In the case of planned and unplanned events, one retailer pointed out that push notifications are an “excellent innovation” which save retailers time and ultimately lead to better end-customer outcomes, and yet just two wholesalers have so far adopted this approach.


Conclusion

This exclusive Water.Retail survey demonstrates a lack of variation between the overall performance of wholesalers on their service to customers. One industry commentator told Water.Retail they worry that the lack of distance between the total scores of the best-performing and worst-performing wholesalers, along with a lack of formal incentives from the regulator, could mean companies are not pushed to improve their service to retailers. They suggest that, as part of its next price review – PR19 – Ofwat should do more to push wholesalers to perform better.

However, there is a lot more variation between scores in individual categories, which highlights the need for wholesalers to step up their performance on certain aspects of the service they provide to retailers.

Especially worrying was that service varied so widely on the main industry concerns – portals, credit arrangements and wholesale tariffs, which some participants suggested would have the biggest bearing on the functioning of the market.

Portals showed a great deal of variation in the survey, with scores ranging from 3 to 10. One retailer even gave Thames Water a score of 0 for portals.

Credit arrangements was another area where wholesaler scores varied widely. At the top end of the scale, Thames Water and Northumbrian came out favourably in this regard, both scoring 8 out of 10. Severn Trent, meanwhile, scored 5.4 out of 10 – the worst score by a long way.

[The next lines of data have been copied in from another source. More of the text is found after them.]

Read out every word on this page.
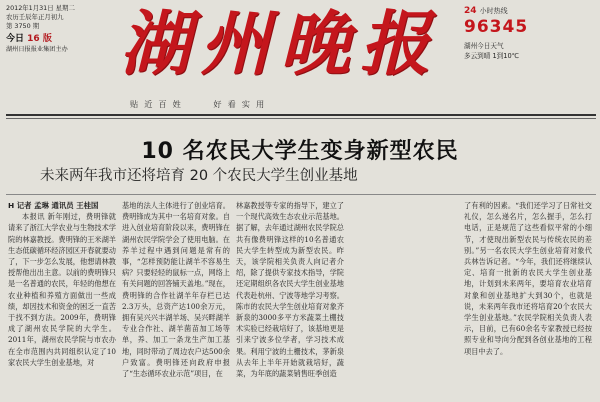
2012年1月31日 星期二
农历壬辰年正月初九
第 3750 期
今日 16 版
湖州日报报业集团主办 湖州晚报	24 小时热线
96345
湖州今日天气
多云到晴 1到10℃
贴近百姓	好看实用
10 名农民大学生变身新型农民
未来两年我市还将培育 20 个农民大学生创业基地

H 记者 孟琳 通讯员 王桂国

本报讯 新年刚过，费明锋就请来了浙江大学农业与生物技术学院的林嘉教授。费明锋的王米湖羊生态低碳循环经济园区开春就要动了，下一步怎么发展，他想请林教授帮他出出主意。以前的费明锋只是一名普通的农民，年轻的他想在农业种植和养殖方面做出一些成绩，却因技术和资金的困乏一直苦于找不到方法。2009年，费明锋成了湖州农民学院的大学生。2011年，湖州农民学院与市农办在全市范围内共同组织认定了10家农民大学生创业基地，对

基地的法人主体进行了创业培育。费明锋成为其中一名培育对象。自进入创业培育阶段以来，费明锋在湖州农民学院学会了使用电脑。在养羊过程中遇到问题是常有的事，“怎样预防能让湖羊不容易生病？只要轻轻的鼠标一点，网络上有关问题的回答铺天盖地。”现在，费明锋的合作社湖羊年存栏已达2.3万头，总资产达100余万元，拥有吴兴兴丰湖羊场、吴兴畔湖羊专业合作社、湖羊菌苗加工场等单，养、加工一条龙生产加工基地，同时带动了周边农户达500余户致富。费明锋还向政府申报了“生态循环农业示范”项目，在

林嘉教授等专家的指导下，建立了一个现代高效生态农业示范基地。据了解，去年通过湖州农民学院总共有像费明锋这样的10名普通农民大学生转型成为新型农民。昨天，该学院相关负责人向记者介绍，除了提供专家技术指导，学院还定期组织各农民大学生创业基地代表赴杭州、宁波等地学习考察。陈市的农民大学生创业培育对象齐新泉的3000多平方米蔬菜土棚技术实验已经栽培好了，该基地更是引来宁波多位学者，学习技术成果。利用宁波的土栅技术，茅新泉从去年上半年开始就栽培好，蔬菜，为年底的蔬菜销售旺季创造

了有利的因素。“我们还学习了日常社交礼仪，怎么递名片，怎么握手，怎么打电话，正是规范了这些看似平常的小细节，才使现出新型农民与传统农民的差别。”另一名农民大学生创业培育对象代兵林告诉记者。“今年，我们还将继续认定、培育一批新的农民大学生创业基地，计划到未来两年，要培育农业培育对象和创业基地扩大到30个，也就是说，未来两年我市还将培育20个农民大学生创业基地。”农民学院相关负责人表示，目前，已有60余名专家教授已经按照专业和导向分配到各创业基地的工程项目中去了。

For transparency of wholesale tariffs – another area of great concern for retailers – scores varied considerably. Yorkshire Water and Northumbrian Water came joint top, each scoring 7.43, while Severn Trent, again, found itself trailing with a score of 5.86.

This variation suggests different wholesalers have approached the market differently and have clearly focused their efforts on different aspects. Additionally, it means no wholesaler is doing everything well.